Serge TISSERON
Coraline, crises dans la transmission
Ames sensibles, s’abstenir : Coraline[1] est un film d’horreur parfois aussi cruel que Shining[2] de Stanley Kubrick, aussi décoiffant que Sleepy Hollow[3] de Tim Burton, et dont le rythme stressant n’a rien à envier à Terminator… Mais c’est aussi un film magnifique et merveilleux, et une véritable parabole sur les bouleversements qui affectent aujourd’hui les relations entre les générations.
- L’enfant de trop
Coraline s’ennuie dans le nouvel appartement où elle a emménagé avec ses parents. Et on la comprend ! La maison est une sévère bâtisse du genre de celles qu’on trouve dans les stations balnéaires du siècle dernier, comme Deauville ou Knott-le-Zout… mais isolée au milieu de la campagne. Seule consolation, l’étage du dessus est occupé par un dompteur de souris, tandis que le sous-sol abrite deux anciennes trapézistes qui vivent dans le culte nostalgique de leur brillante carrière passée. Autant dire que les rencontres avec ces étranges personnages n’ont rien d’ennuyeux ! Mais Coraline s’ennuie quand même. Et elle s’ennuie d’autant plus, que ses parents sont toujours occupés à travailler chacun dans son coin sur leur ordinateur. Tellement même que la mère de Coraline n’a plus le temps de cuisiner. Le frigidaire ne contient aucune surprise, et Coraline s’assoie chaque jour à table avec morosité. Mais une après-midi, en explorant la vieille bâtisse à la demande de son père qui espère ainsi s’en débarrasser, elle découvre une petite porte située au ras du sol. A sa demande pressante, sa mère finit par l’ouvrir. Hélas, elle ne donne que sur un vilain mur de brique ! Pourtant, la nuit tombée, trois petites souris sauteuses se chargent de réveiller Coraline et de la ramener vers la porte mystérieuse. Cette fois-ci, elle est ouverte ! Un étrange passage mène à un appartement exactement semblable à celui de ses parents… à la différence près que tout y est plus beau, et disons-le, magique ! Les libellules de bois attachées au-dessus du lit de Coraline volent ici en liberté, le jardin est somptueux et la nourriture merveilleusement bonne. En plus, Coraline y trouve deux parents en tous points semblables aux siens, mais aussi affables et souriants que les vrais sont moroses. Bien sûr, ils ont deux gros boutons ronds cousus à la place des yeux, mais comme ils sont absolument exquis, Coraline décide d’aller les retrouver chaque soir. Et, dans cette maison magique de ses nuits, elle rencontre aussi bien sûr le dompteur du premier étage et les deux actrices du sous-sol, également transfigurés : la petite pièce de l’un est devenu un cirque merveilleux tandis que la cave des autres est un féerique et somptueux théâtre à l’italienne.

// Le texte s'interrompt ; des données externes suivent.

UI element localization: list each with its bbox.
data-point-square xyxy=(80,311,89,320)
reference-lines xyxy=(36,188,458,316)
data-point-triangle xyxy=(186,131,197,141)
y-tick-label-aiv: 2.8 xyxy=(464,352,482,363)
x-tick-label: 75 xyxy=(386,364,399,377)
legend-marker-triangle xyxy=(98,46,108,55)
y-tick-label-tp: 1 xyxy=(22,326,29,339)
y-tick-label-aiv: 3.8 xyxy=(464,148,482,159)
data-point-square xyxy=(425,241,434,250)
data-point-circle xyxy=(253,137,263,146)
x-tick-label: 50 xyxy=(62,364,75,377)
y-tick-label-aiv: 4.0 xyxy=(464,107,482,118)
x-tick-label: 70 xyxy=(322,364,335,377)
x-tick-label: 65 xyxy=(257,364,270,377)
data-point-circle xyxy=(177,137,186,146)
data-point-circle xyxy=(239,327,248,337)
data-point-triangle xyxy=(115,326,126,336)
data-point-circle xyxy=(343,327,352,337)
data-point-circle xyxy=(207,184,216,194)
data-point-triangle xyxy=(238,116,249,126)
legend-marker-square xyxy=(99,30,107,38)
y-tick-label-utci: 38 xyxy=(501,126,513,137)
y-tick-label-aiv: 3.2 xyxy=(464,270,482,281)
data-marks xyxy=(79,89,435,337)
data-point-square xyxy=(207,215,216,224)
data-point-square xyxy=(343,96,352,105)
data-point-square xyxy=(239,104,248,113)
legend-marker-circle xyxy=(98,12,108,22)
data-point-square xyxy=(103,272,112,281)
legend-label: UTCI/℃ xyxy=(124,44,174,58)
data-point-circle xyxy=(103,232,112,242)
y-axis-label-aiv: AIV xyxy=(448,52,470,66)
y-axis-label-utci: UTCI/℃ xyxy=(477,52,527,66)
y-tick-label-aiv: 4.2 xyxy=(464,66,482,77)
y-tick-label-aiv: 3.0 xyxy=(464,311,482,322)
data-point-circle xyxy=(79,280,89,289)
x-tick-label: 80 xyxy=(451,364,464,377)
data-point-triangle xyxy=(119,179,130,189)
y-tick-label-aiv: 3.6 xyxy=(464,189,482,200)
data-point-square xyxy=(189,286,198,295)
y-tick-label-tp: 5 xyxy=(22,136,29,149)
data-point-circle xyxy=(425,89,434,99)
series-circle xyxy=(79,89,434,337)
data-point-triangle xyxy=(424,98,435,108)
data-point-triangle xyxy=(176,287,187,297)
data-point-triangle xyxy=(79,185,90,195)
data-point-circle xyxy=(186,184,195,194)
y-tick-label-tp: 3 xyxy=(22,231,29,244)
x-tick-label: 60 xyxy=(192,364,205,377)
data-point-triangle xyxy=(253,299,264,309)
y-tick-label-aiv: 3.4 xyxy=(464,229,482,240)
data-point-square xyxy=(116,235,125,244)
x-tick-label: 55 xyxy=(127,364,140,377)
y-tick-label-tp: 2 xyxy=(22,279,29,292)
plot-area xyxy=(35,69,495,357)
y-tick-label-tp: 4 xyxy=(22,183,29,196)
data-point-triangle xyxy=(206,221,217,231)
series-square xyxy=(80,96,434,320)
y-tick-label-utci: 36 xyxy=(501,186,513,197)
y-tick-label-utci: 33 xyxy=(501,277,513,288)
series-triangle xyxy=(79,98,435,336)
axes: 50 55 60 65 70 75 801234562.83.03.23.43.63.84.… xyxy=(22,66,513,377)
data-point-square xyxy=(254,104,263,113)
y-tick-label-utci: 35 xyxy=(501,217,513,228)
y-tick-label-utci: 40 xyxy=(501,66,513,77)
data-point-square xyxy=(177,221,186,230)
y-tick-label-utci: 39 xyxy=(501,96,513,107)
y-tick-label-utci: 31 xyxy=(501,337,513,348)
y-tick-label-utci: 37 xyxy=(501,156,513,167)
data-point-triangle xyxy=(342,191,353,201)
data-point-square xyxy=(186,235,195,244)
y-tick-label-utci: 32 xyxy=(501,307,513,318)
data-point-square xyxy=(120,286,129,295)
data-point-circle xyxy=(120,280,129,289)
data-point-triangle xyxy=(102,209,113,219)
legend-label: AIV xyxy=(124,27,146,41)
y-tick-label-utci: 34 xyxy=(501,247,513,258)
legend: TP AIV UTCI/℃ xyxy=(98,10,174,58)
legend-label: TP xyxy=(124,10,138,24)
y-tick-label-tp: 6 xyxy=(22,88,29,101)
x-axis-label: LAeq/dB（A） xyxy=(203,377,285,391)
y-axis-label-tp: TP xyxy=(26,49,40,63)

Peu à peu, bien sûr, Coraline va découvrir que tout a une contrepartie : accepter de se faire coudre des boutons sur les yeux d’abord ! Puis d’autres concessions suivront, jusqu’à découvrir que la charmante mère de ce second monde est en réalité une sorcière qui se nourrit de la vie des enfants qu’elle parvient à séduire. Pour lui échapper, Coraline ne pourra alors compter que sur son intelligence, un chat qui parle rencontré en chemin, et un garçon un peu attardé qui s’avèrera pourtant de bon conseil. Elle devra en plus sauver ses propres parents que la sorcière a pris en otage, car l’une des leçons de ce film est justement que non seulement les adultes ne peuvent pas faire grand-chose pour les jeunes, mais que c’est en plus eux qui doivent leur venir en aide. Et comme les adultes sont de surcroît incapables de reconnaître ce qu’ils en ont reçue, Coraline sera en définitive condamnée à ne pouvoir raconter ses aventures extraordinaires, et pourtant bien réelles qu’au chat devenu son ami. Les figures parentales ne sont décidément d’aucun secours, jusques et y compris pour tendre une oreille. C’est en cela que Coraline n’est guère un conte de fée, malgré les apparences.
- La société sans père
Le monde de Coraline est différent d’abord de celui des contes de fée par la personnalité des parents. Alors que dans les contes de fée, les rôles sociaux sont bien distingués, les parents de Coraline sont un couple indifférencié : même apparence, même défaut d’attention à leur fille, même accaparement par leur travail. Et d’ailleurs ils sont occupés ensemble à rédiger un seul et même livre. Quant au couple parental du second monde, il s’éloigne plus encore du modèle des contes de fée par l’absence d’une figure masculine forte.
Il existe bien sûr quelques contes dans lesquels une femme malfaisante tire toutes les ficelles, notamment dans Blanche Neige, et dans une moindre mesure dans Cendrillon[4]. Mais la figure masculine est souvent présente sous la forme d’un Prince Charmant destiné à jouer le rôle que le père manquant n’a pas pu tenir : faire valoir les droits de l’héroïne et lui donner le statut qui correspond à ses mérites. Ce Prince Charmant redresseur de torts joue finalement le rôle d’un père de substitution même si ce n’est pas là son statut dans le conte. Et même dans Pierre et le Loup et Le Petit Chaperon Rouge, un homme apparaît encore sous la forme d’un bûcheron ou d’un chasseur qui rétablit l’ordre patriarcal du monde.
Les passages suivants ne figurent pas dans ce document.